REPUBLIKA.CO.ID, JAKARTA -- India kini tengah dihadapkan pada peningkatan kasus H1N1 pandemi atau swine flu atau yang pernah dikenal sebagai flu babi. Setidaknya 25.000 orang di India telah terbukti positif mengidap virus tersebut, dan lebih dari 1.000 orang meninggal dunia. Pihak berwenang kesehatan setempat mengatakan, wabahnya terus meluas karena virus itu berkembang di tengah curah hujan yang turun di luar musim dan tingkat kelembaban tinggi saat ini.
Separuh dari jumlah kematian akibat flu H1N1 pandemi di India dalam tiga bulan ini terjadi di negara bagian Gujarat dan Maharashtra. Dalam seminggu terakhir, penderita baru dilaporkan di negara bagian Nagaland dan Manipur yang terpencil di dekat perbatasan dengan Myanmar. Wabah besar flu H1N1 pandemi terakhir merebak tahun 2009 yang berawal dari Meksiko, dan kemudian menyebar ke seluruh dunia.
Kepala Badan Penelitian dan Pengembangan Kesehatan (Balitbangkes) Kementerian Kesehatan, Tjandra Yoga Aditama mengatakan, sebagai antisipasi pihaknya telah meminta evaluasi data pada peneliti Laboratorium Balitbangkes.
Berdasarkan data pola sirkulasi virus Influenza dari surveilans yang dilaksanakan Balitbangkes, virus yang bersirkulasi adalah Influenza A (H1N1pdm09), Influenza A (H3N2), dan Influenza B. Pada Januari dan Februari 2015, virus yang dominan bersirkulasi adalah Influenza A (H3N2). Virus yang bersirkulasi di Indonesia ini (berdasarkan karakterisasi genetik - sekuensing), sesuai dengan strain vaksin seasonal influenza yang direkomendasikan oleh WHO.
Ia menjelaskan, pencegahan pada kasus H1N1 Pandemi bisa diterapkan seperti pada kasus ISPA (infeksi saluran napas). Di mana saat ini menurutnya, cukup banyak anggota masyarakat di Indonesia yang terserang ISPA. Keluhan yang terjadi pada ISPA seperti batuk, pilek, dan demam. Pada sebagian orang, keluhan batuk bahkan bisa berkepanjangan.
Pemberian obat bergantung pada keperluan penderita. Hal itu di antaranya pemberian obat untuk mengatasi gejala atau simtomatis seperti penurun demam (antipiretik), mempermudah pengeluaran atau mengencerkan dahak (ekspektoran/mukolitik), mengatasi sumbatan hidung, serta mengatasi sesak napas.
Cara lain yang dapat dilakukan ialah dengan memperbanyak minum air putih agar dapat mengencerkan dahak. Selanjutnya, adapula pemberian obat untuk memperkuat daya tahan tubuh, seperti vitamin atau obat peningkat imun (imuno modulator).
Sementara itu, antibiotika hanya diberikan kalau memang ada infeksi bakteri yang memerlukannya. Pada sebagian besar kasus, tidak diperlukan pemberian antibiotika. Namun pada sebagian kasus, mungkin perlu diberikan anti virus (seperti oseltamivir) dan mungkin juga anti peradangan (anti inflamasi).

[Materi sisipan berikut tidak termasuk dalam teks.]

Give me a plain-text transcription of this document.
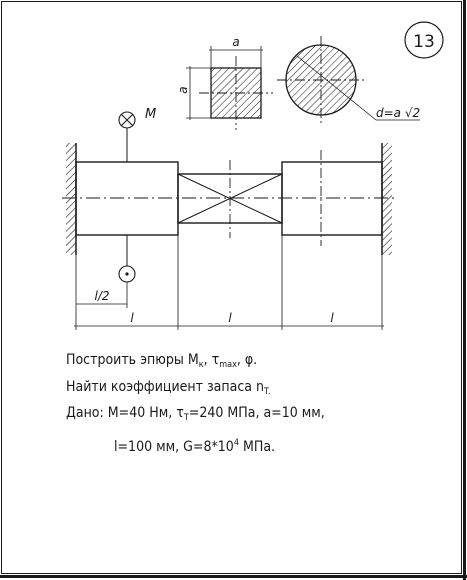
13
a
a
d=a √2
M
l/2
l	l	l
Построить эпюры $M_к$, $\tau_{max}$, φ.
Найти коэффициент запаса $n_{T.}$
Дано: M=40 Нм, $\tau_T=240$ МПа, a=10 мм,
l=100 мм, $G=8*10^4$ МПа.
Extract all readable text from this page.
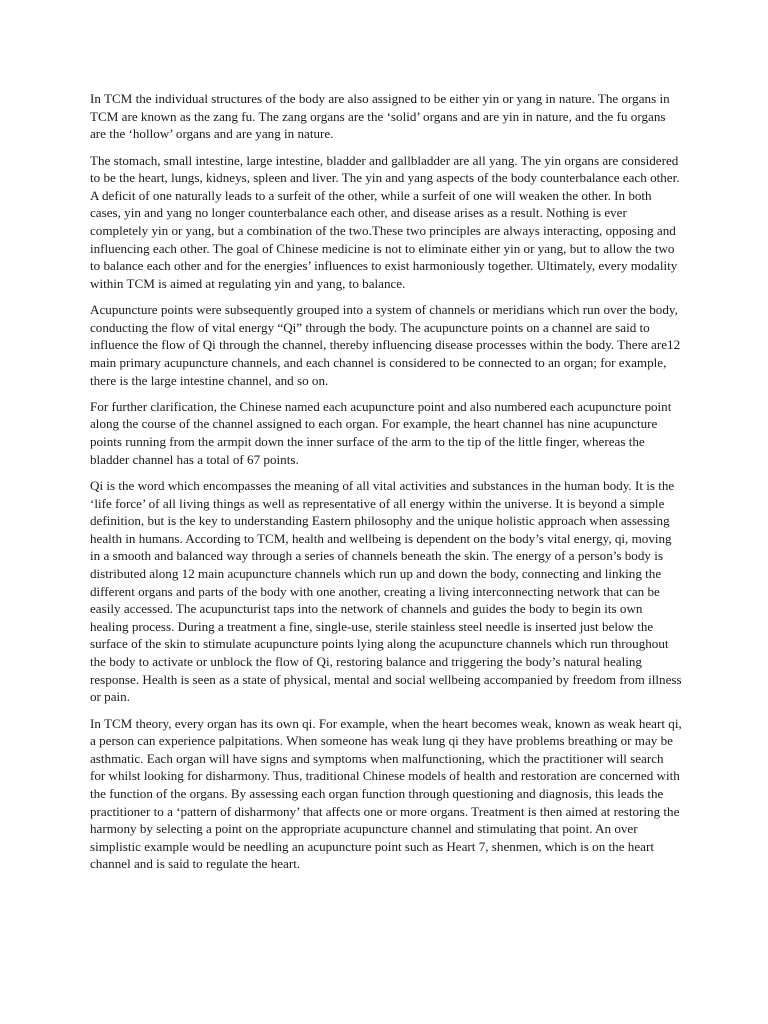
In TCM the individual structures of the body are also assigned to be either yin or yang in nature. The organs in TCM are known as the zang fu. The zang organs are the ‘solid’ organs and are yin in nature, and the fu organs are the ‘hollow’ organs and are yang in nature.

The stomach, small intestine, large intestine, bladder and gallbladder are all yang. The yin organs are considered to be the heart, lungs, kidneys, spleen and liver. The yin and yang aspects of the body counterbalance each other. A deficit of one naturally leads to a surfeit of the other, while a surfeit of one will weaken the other. In both cases, yin and yang no longer counterbalance each other, and disease arises as a result. Nothing is ever completely yin or yang, but a combination of the two.These two principles are always interacting, opposing and influencing each other. The goal of Chinese medicine is not to eliminate either yin or yang, but to allow the two to balance each other and for the energies’ influences to exist harmoniously together. Ultimately, every modality within TCM is aimed at regulating yin and yang, to balance.

Acupuncture points were subsequently grouped into a system of channels or meridians which run over the body, conducting the flow of vital energy “Qi” through the body. The acupuncture points on a channel are said to influence the flow of Qi through the channel, thereby influencing disease processes within the body. There are12 main primary acupuncture channels, and each channel is considered to be connected to an organ; for example, there is the large intestine channel, and so on.

For further clarification, the Chinese named each acupuncture point and also numbered each acupuncture point along the course of the channel assigned to each organ. For example, the heart channel has nine acupuncture points running from the armpit down the inner surface of the arm to the tip of the little finger, whereas the bladder channel has a total of 67 points.

Qi is the word which encompasses the meaning of all vital activities and substances in the human body. It is the ‘life force’ of all living things as well as representative of all energy within the universe. It is beyond a simple definition, but is the key to understanding Eastern philosophy and the unique holistic approach when assessing health in humans. According to TCM, health and wellbeing is dependent on the body’s vital energy, qi, moving in a smooth and balanced way through a series of channels beneath the skin. The energy of a person’s body is distributed along 12 main acupuncture channels which run up and down the body, connecting and linking the different organs and parts of the body with one another, creating a living interconnecting network that can be easily accessed. The acupuncturist taps into the network of channels and guides the body to begin its own healing process. During a treatment a fine, single-use, sterile stainless steel needle is inserted just below the surface of the skin to stimulate acupuncture points lying along the acupuncture channels which run throughout the body to activate or unblock the flow of Qi, restoring balance and triggering the body’s natural healing response. Health is seen as a state of physical, mental and social wellbeing accompanied by freedom from illness or pain.

In TCM theory, every organ has its own qi. For example, when the heart becomes weak, known as weak heart qi, a person can experience palpitations. When someone has weak lung qi they have problems breathing or may be asthmatic. Each organ will have signs and symptoms when malfunctioning, which the practitioner will search for whilst looking for disharmony. Thus, traditional Chinese models of health and restoration are concerned with the function of the organs. By assessing each organ function through questioning and diagnosis, this leads the practitioner to a ‘pattern of disharmony’ that affects one or more organs. Treatment is then aimed at restoring the harmony by selecting a point on the appropriate acupuncture channel and stimulating that point. An over simplistic example would be needling an acupuncture point such as Heart 7, shenmen, which is on the heart channel and is said to regulate the heart.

Dokter ini juga memberikan tips pencegahan infeksi saluran napas dan infeksi paru. Ia menyarankan untuk sering mencuci tangan dengan sabun dan air mengalir selama 20 detik. Bila tidak ada air, maka dapat digunakan cairan hand sanitizer.
Jika batuk, sebaiknya menutup mulut dan hidung dengan bagian lengan atas baju atau tissue. Batuk juga dapat ditutup dengan tangan, dan setelahnya langsung mencuci tangan untuk mencegah penularan melalui tangan yang tercemar tersebut.

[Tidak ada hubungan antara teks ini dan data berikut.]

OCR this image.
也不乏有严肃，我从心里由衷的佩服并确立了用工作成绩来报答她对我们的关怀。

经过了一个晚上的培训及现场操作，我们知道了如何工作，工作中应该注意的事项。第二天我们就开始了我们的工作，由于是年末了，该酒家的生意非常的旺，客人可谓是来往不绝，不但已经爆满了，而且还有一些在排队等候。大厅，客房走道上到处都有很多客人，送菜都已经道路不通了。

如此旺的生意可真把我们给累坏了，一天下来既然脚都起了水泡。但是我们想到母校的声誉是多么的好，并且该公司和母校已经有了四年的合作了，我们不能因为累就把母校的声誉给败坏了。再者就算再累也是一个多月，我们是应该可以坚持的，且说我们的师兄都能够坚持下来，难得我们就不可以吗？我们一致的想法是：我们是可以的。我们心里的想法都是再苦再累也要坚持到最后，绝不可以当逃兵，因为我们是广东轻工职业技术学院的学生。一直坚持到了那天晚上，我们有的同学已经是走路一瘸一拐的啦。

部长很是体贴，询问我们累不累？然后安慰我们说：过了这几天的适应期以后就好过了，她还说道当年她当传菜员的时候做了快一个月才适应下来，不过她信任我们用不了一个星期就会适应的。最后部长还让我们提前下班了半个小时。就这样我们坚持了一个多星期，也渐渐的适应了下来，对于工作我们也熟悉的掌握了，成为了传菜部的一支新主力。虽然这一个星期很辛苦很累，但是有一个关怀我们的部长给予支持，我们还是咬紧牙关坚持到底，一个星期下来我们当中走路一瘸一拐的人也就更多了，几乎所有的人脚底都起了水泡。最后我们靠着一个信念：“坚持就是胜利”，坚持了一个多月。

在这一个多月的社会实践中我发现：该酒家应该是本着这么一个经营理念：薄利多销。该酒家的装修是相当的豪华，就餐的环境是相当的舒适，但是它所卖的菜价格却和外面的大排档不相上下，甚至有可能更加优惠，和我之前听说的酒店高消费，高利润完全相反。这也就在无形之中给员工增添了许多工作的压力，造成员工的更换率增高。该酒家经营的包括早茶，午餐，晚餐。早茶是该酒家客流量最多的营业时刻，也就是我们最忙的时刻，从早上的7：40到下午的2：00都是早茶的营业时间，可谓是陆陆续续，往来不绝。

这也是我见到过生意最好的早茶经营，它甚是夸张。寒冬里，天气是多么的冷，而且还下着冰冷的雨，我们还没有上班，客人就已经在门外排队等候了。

Selanjutnya, hindari menyentuh atau menggosok mata, hidung dan mulut dengan tangan yang belum dicuci. Sebaiknya, hindari sedapat mungkin kontak langsung dengan orang yang tengah sakit. Hendaklah tidak berbagi alat makan dan minum dengan mereka yang jelas terkena infeksi saluran napas berat.
Terakhir, bersihkan dan desinfeksi secara berkala barang-barang dan atau benda yang sering dipegang banyak orang dan anak-anak. Misalnya gagang pintu, mainan anak-anak, dan barang lainnya.